The Pitfalls of Labeling

communication conflict impact workplace culture Nov 07, 2023
The Pitfalls of Labeling

Labels play a pivotal role in our daily lives, simplifying the way we identify things. The clearer the label, the better – a " Spring Water", “Diet Coke”, or “Carrot Juice” label doesn't leave much room for confusion. However, in both professional and personal relationships, labels often fall short in conveying the whole story. Spring water might not actually be spring-sourced, Diet Coke may be calorie-free but far from healthy, and your carrot juice might surprisingly contain more apple juice than carrots.

In our interactions, it's tempting to label people—nice, cool, jerk, challenging, aggressive, lazy, annoying, or even sexist—based on our experiences. But these labels hardly encompass the full story. It's imperative that, before labeling someone, we evaluate the health of our relationship and craft strategies to shift from rigid labels to healthy relationships. Here are two crucial considerations for cultivating better relationship strategies.

Understanding Behavior

I once heard a male colleague dub a female coworker as "aggressive." Curious about his interpretation of the word, I discovered his grievance was about her assertiveness in articulating her ideas. This behavior apparently hurt his feelings and ego. At that point in my career, I didn't have much guidance to offer, but this incident left a lasting impression. It made me wonder why he never considered himself aggressive despite behaving in a similar fashion, and why he wasn't labeled as such by others.

By probing deeper into her behavior, I started questioning my own conduct when interacting with her. Was I inadvertently shutting her down, talking over her, or not giving her a chance to express herself? This brings us to the next point—assessing the role we play in that behavior.

Your Role in the Behavior

Unfortunately, my male colleague never received the assistance he required to collaborate effectively with his female counterpart. However, I became more aware of my behavior when engaging with her. Although I didn't know how to assist him, I actively promoted openness in group settings, encouraged contributions from everyone, and offered support for good ideas. I may have been labeled in various ways, but these efforts helped mitigate the situation.

The Perils of Labeling

Labeling individuals or groups presents several problems. It often closes the door on collaboration, resulting in missed opportunities. Labels can lead to detrimental practices such as gossip, the formation of cliques, and even sabotage, all of which affect productivity and can eventually result in talent loss.

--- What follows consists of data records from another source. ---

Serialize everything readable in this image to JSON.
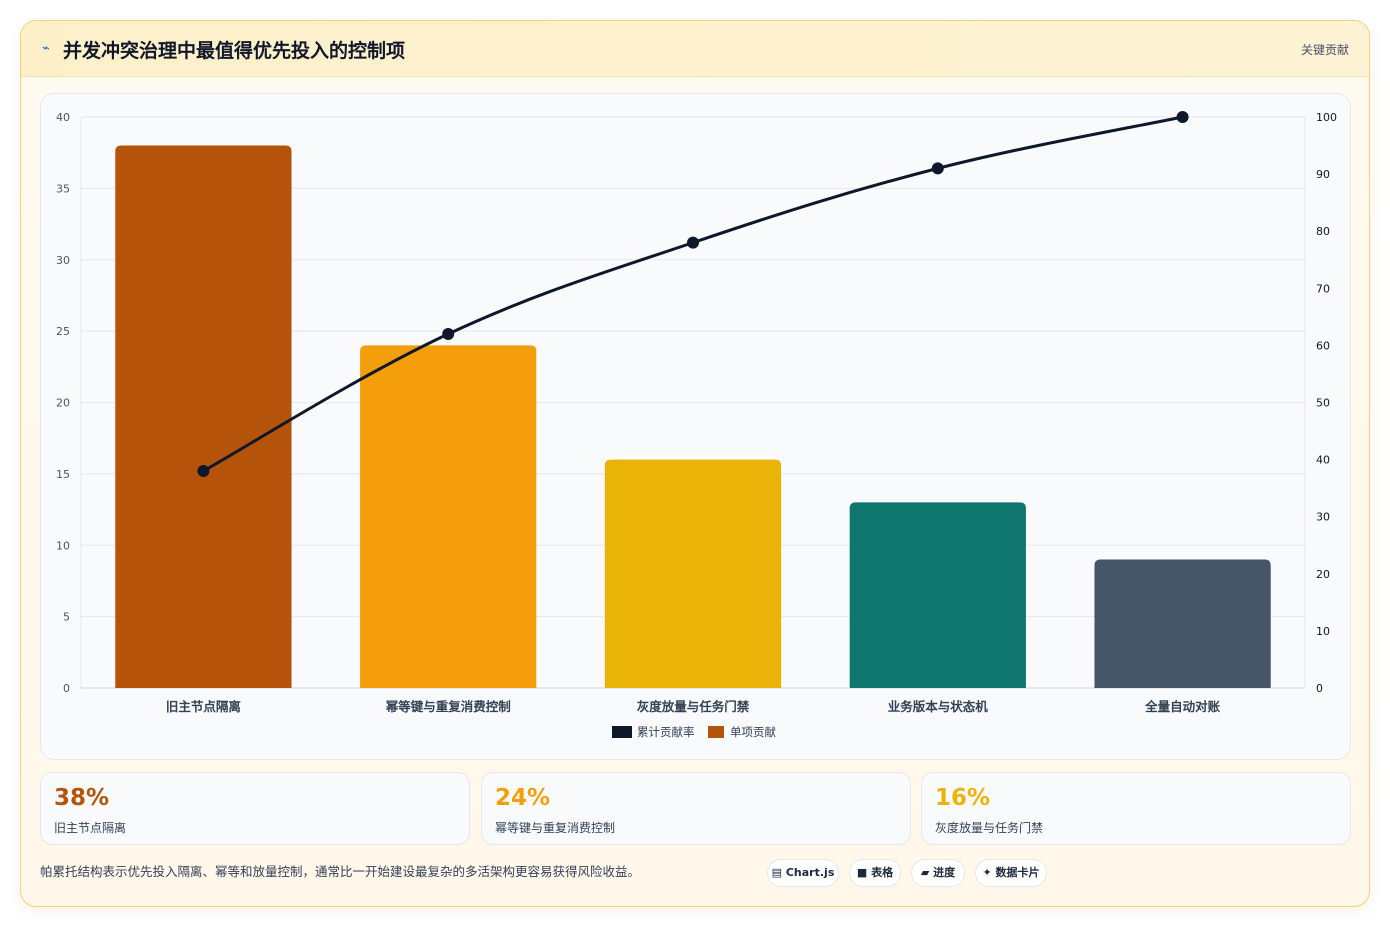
{
  "header": {
    "icon": "pulse-icon",
    "title": "并发冲突治理中最值得优先投入的控制项",
    "tag": "关键贡献"
  },
  "chart_data": {
    "type": "bar",
    "categories": [
      "旧主节点隔离",
      "幂等键与重复消费控制",
      "灰度放量与任务门禁",
      "业务版本与状态机",
      "全量自动对账"
    ],
    "series": [
      {
        "name": "单项贡献",
        "type": "bar",
        "axis": "left",
        "values": [
          38,
          24,
          16,
          13,
          9
        ],
        "colors": [
          "#b45309",
          "#f59e0b",
          "#eab308",
          "#0f766e",
          "#475569"
        ],
        "legend_color": "#b45309"
      },
      {
        "name": "累计贡献率",
        "type": "line",
        "axis": "right",
        "values": [
          38,
          62,
          78,
          91,
          100
        ],
        "color": "#0f172a"
      }
    ],
    "y_left": {
      "min": 0,
      "max": 40,
      "ticks": [
        0,
        5,
        10,
        15,
        20,
        25,
        30,
        35,
        40
      ]
    },
    "y_right": {
      "min": 0,
      "max": 100,
      "ticks": [
        0,
        10,
        20,
        30,
        40,
        50,
        60,
        70,
        80,
        90,
        100
      ]
    },
    "legend_order": [
      "累计贡献率",
      "单项贡献"
    ],
    "legend_position": "bottom",
    "grid": true
  },
  "stats": [
    {
      "value": "38%",
      "label": "旧主节点隔离",
      "color": "#b45309"
    },
    {
      "value": "24%",
      "label": "幂等键与重复消费控制",
      "color": "#f59e0b"
    },
    {
      "value": "16%",
      "label": "灰度放量与任务门禁",
      "color": "#eab308"
    }
  ],
  "footer": {
    "note": "帕累托结构表示优先投入隔离、幂等和放量控制，通常比一开始建设最复杂的多活架构更容易获得风险收益。",
    "chips": [
      {
        "icon": "chart-icon",
        "glyph": "▤",
        "label": "Chart.js"
      },
      {
        "icon": "table-icon",
        "glyph": "■",
        "label": "表格"
      },
      {
        "icon": "progress-icon",
        "glyph": "▰",
        "label": "进度"
      },
      {
        "icon": "sparkle-icon",
        "glyph": "✦",
        "label": "数据卡片"
      }
    ]
  }
}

Many managers and leaders would rather not deal with dysfunctional employees or colleagues. I was once in the same boat, but I came to realize that managing dysfunction is a skill, just like any other part of my job. When lacking the skill to build relationships, stress and anxiety tend to surge. Without the right skills, attempting to bring two or more people together to work through their issues, or dealing with someone labeled as lazy, stupid, or difficult, can feel like a futile endeavor. Being unskilled in managing relationships may lead to playing favorites, passive-aggressiveness, or whatever our default response to conflict might be. However, once we embrace the idea of developing these skills, our perspective changes, and we become more confident in building relationships.

Crafting Effective Strategies

The perils that labels introduce to the workplace underscore the need for appropriate strategies. It's much simpler to extinguish a small campfire than a raging forest fire.

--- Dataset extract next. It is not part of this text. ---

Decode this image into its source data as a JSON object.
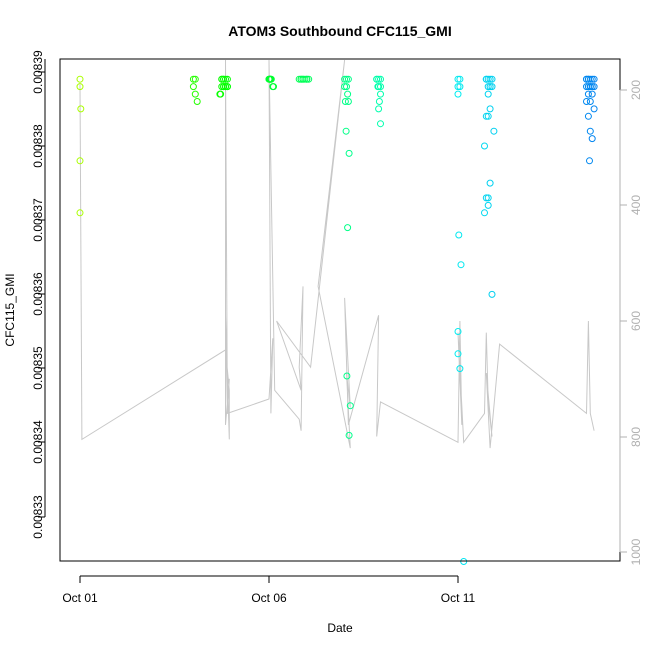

Referring back to my earlier example, defining behavior and assessing my contribution to it laid the foundation for creating strategies to foster better relationships. Understanding the similarities in behavior between our female colleague and my male coworker, I adapted my behavior to ensure a more thoughtful approach in group settings. I worked to create an environment where everyone had the opportunity to contribute, diminishing the need for dominance or assertiveness.

Labels are a symptom of our deficiency in relationship-building skills. While they may appear harmless, their consequences in the workplace can be grave. Being transparent about behavior and our own contributions can help us devise the right strategies to transition from unproductive labels to productive relationships.